Kapitel 5 – Jesus-Bruderschaft

Porta patet – magis cor
Die Tür steht offen – mehr noch das Herz

Wahlspruch der Zisterzienser

(Gnadenthal und Volkenroda stehen auf dem Boden ehemaliger Zisterzienserklöster)

Die Jesus-Bruderschaft ist eine kommunitäre Lebensgemeinschaft von ledigen Brüdern, ledigen Schwestern und Familien. Die Jesus-Bruderschaft entstand 1961 – kurz nach dem Bau der Berliner Mauer – als Lebensgemeinschaft zölibatär lebender Männer. 1964 bildete sich die Schwesternschaft, 1968 die Familiengemeinschaft und 1972 eine Gemeinschaft alleinstehender Frauen. 1969 siedelte sich die Jesus-Bruderschaft im hessischen Dorf und ehemaligen Zisterzienserinnenkloster Gnadenthal im Taunus an.

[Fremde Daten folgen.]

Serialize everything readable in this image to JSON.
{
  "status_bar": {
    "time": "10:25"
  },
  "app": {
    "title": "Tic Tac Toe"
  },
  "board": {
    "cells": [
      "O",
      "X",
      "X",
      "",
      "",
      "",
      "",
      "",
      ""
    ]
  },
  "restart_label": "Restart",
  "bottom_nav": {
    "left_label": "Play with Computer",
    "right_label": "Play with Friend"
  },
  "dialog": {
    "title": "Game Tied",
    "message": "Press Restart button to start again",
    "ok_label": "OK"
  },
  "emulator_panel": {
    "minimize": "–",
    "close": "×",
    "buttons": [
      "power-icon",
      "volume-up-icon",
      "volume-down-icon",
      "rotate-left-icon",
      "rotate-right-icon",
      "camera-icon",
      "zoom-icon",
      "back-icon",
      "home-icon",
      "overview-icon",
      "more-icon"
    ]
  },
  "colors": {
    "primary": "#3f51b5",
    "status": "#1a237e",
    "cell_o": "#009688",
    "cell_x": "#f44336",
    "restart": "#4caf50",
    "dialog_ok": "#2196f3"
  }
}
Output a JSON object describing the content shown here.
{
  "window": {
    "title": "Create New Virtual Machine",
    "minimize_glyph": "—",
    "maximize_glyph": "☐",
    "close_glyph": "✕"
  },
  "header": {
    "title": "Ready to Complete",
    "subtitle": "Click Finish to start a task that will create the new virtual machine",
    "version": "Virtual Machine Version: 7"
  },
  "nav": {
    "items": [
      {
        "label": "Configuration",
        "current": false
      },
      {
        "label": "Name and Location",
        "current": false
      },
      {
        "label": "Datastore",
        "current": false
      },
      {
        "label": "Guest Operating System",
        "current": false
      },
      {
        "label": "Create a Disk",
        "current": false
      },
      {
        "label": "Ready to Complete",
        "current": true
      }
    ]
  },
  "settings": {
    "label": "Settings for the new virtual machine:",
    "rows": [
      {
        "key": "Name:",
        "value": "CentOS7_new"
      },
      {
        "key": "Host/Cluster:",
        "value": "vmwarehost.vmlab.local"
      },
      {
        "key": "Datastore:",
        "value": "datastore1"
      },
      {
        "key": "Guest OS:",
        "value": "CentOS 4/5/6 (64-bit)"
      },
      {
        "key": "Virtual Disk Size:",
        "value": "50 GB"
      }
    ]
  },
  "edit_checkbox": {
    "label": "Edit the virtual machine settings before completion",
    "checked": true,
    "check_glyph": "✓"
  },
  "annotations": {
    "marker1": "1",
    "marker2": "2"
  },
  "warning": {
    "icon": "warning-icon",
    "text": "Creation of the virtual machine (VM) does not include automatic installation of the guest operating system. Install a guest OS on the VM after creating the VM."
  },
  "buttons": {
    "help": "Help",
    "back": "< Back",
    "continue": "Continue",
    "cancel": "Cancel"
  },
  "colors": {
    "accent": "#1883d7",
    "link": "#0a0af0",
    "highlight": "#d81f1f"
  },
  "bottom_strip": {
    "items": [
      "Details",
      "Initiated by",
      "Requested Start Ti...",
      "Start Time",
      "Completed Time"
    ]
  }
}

Sie hat die Berufung, Christen an verschiedenen Orten zu sammeln, um gemeinsam das Leben aus dem Evangelium zu gestalten. Dabei knüpft sie an die Tradition von Orden und geistlichen Gemeinschaften, wie z. B. den Zisterziensern, den Jesuiten und der Herrnhuter Brüdergemeine (Zinzendorf) an und ist von Impulsen aus dem Lebenswerk Dietrich Bonhoeffers, Romano Guardinis und Martin Bubers inspiriert. Ihre Berufung ist das Gebet und das Leben für das Einssein des Volkes Gottes. Die Mitglieder der Jesus-Bruderschaft kommen aus unterschiedlichen Kirchen und Konfessionen, denen sie zugehörig bleiben. Als eingetragener, gemeinnütziger Verein ist sie Mitglied im Diakonischen Werk in Hessen und Nassau sowie in Thüringen und Sachsen. Sie ist ebenfalls Träger der freien Jugendhilfe in Hessen, Sachsen und Thüringen.9

Mutter Bangel, wie Erika Bangel von allen respekt- und liebevoll genannt wird, ist eine reizende alte Dame mit einer sehr herzlichen Ausstrahlung. Ich habe sie in ihrer Wohnung in Bad Camberg besucht und sie erzählte mir, wie es mit Gnadenthal begonnen hat. Sie und ihr Mann gehören zu den Gründern der Kommunität. Sie wird auch Mutter Bangel genannt, weil sie die Leiterin der dort lebenden Schwesternschaft war. Über die Entstehung und Entwicklung von Gnadenthal hat mir Erika Bangel Folgendes erzählt:

Angefangen hat alles mit Pfarrer Bittlinger, unserem Gemeindepfarrer, der uns mit den beiden ersten Jesus-Brüdern bekannt gemacht hat. Sie lebten in Ostfriesland – ein Pfarrer und ein Polizist. Diese beiden Männer hatten angefangen mit dem gemeinsamen Leben als ledige Brüder und suchten Anschluss. Mein Mann und ich hatten innerlich schon immer mal gedacht, wir müssten ganzheitlich für Jesus leben. Das wusste Arnold Bittlinger und stellte uns daraufhin die Brüder vor. Diese kamen und blieben in unserem Haus. Die Impulse und Ideen waren gut – sprachen uns an. Wir lebten damals in einem großen Haus in Ludwigshafen mit 14 Zimmern. Eigentlich viel zu groß für unsere kleine Familie – meinen Mann, unsere drei Töchter und mich. Wir hatten es aber schon mit dem Eindruck gekauft, dass wir den Platz brauchen würden.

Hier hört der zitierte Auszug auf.